= William Newcomb =

American theoretical physicist (1927–1999)

William Newcomb (1927 – 29 May 1999) was an American theoretical physicist and professor at the University of California's Lawrence Livermore Laboratory, who is best known as the creator of Newcomb's paradox, devised in 1960. He was the great-grandnephew of the astronomer Simon Newcomb.

Newcomb started at the Lawrence Livermore National Laboratory (then University of California Radiation Laboratory), probably in 1955, in the Energy Directorate.

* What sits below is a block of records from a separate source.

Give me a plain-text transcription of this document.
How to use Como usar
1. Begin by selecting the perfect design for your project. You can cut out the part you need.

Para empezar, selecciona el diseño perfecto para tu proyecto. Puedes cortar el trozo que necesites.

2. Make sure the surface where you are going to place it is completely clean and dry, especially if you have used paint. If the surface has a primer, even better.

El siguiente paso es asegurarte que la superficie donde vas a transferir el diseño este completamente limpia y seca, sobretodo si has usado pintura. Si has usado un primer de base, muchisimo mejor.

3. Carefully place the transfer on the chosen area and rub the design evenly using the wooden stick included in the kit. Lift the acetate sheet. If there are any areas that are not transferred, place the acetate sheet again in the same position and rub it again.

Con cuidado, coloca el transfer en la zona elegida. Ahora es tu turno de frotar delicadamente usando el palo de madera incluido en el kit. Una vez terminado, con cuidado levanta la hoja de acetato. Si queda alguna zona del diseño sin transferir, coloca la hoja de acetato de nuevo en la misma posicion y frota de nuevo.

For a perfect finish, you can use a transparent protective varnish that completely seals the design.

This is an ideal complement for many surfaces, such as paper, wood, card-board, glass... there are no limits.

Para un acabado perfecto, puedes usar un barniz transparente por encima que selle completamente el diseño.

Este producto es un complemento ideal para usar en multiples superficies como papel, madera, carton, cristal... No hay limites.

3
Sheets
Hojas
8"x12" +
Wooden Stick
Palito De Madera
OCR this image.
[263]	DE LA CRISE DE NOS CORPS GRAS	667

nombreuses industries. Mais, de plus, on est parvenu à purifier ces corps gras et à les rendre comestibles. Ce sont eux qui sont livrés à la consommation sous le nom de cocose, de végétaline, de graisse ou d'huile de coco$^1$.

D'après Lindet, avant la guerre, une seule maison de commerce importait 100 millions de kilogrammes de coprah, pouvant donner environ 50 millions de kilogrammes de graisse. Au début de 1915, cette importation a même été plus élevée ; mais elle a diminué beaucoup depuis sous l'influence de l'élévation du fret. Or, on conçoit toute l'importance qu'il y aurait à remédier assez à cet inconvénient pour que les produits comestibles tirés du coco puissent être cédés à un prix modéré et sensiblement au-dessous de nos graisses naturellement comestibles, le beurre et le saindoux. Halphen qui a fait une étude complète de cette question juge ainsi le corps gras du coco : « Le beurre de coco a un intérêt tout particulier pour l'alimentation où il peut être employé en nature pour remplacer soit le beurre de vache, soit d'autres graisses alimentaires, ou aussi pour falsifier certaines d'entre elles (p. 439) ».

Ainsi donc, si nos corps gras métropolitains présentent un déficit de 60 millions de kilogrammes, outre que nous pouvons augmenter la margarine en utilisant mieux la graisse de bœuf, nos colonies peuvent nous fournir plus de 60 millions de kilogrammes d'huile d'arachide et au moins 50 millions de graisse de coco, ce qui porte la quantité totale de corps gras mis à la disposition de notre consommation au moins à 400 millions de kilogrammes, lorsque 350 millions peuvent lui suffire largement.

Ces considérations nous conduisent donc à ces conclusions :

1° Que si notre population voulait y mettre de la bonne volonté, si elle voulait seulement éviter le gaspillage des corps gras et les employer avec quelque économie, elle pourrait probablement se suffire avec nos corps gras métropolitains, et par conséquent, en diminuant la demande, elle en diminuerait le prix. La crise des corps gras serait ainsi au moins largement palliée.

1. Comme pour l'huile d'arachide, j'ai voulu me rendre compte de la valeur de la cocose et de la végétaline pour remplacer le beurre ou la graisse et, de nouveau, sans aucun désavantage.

He was also an adjunct professor in the UC Davis Livermore Department of Applied Science, starting in 1971.

At Lawrence Livermore National Laboratory, Newcomb made significant contributions to plasma physics through his pioneering work on magnetic mirrors, conceptual devices for achieving plasma confinement, a primary requirement for nuclear fusion. His two seminal publications in the field were "Gyroscopic-quasielastic fluid systems" (published in Annals of Physics in 1973) and "Equilibrium and stability of collisionless systems in the paraxial limit" (published in Journal of Plasma Physics in 1981). These works established fundamental theoretical frameworks that advanced understanding of plasma behavior in magnetic confinement systems. Newcomb, along with Gregory Benford and David Book, coined the name of the Tachyonic antitelephone, a mechanism by which one could theoretically travel, or transmit signals, to one's past self.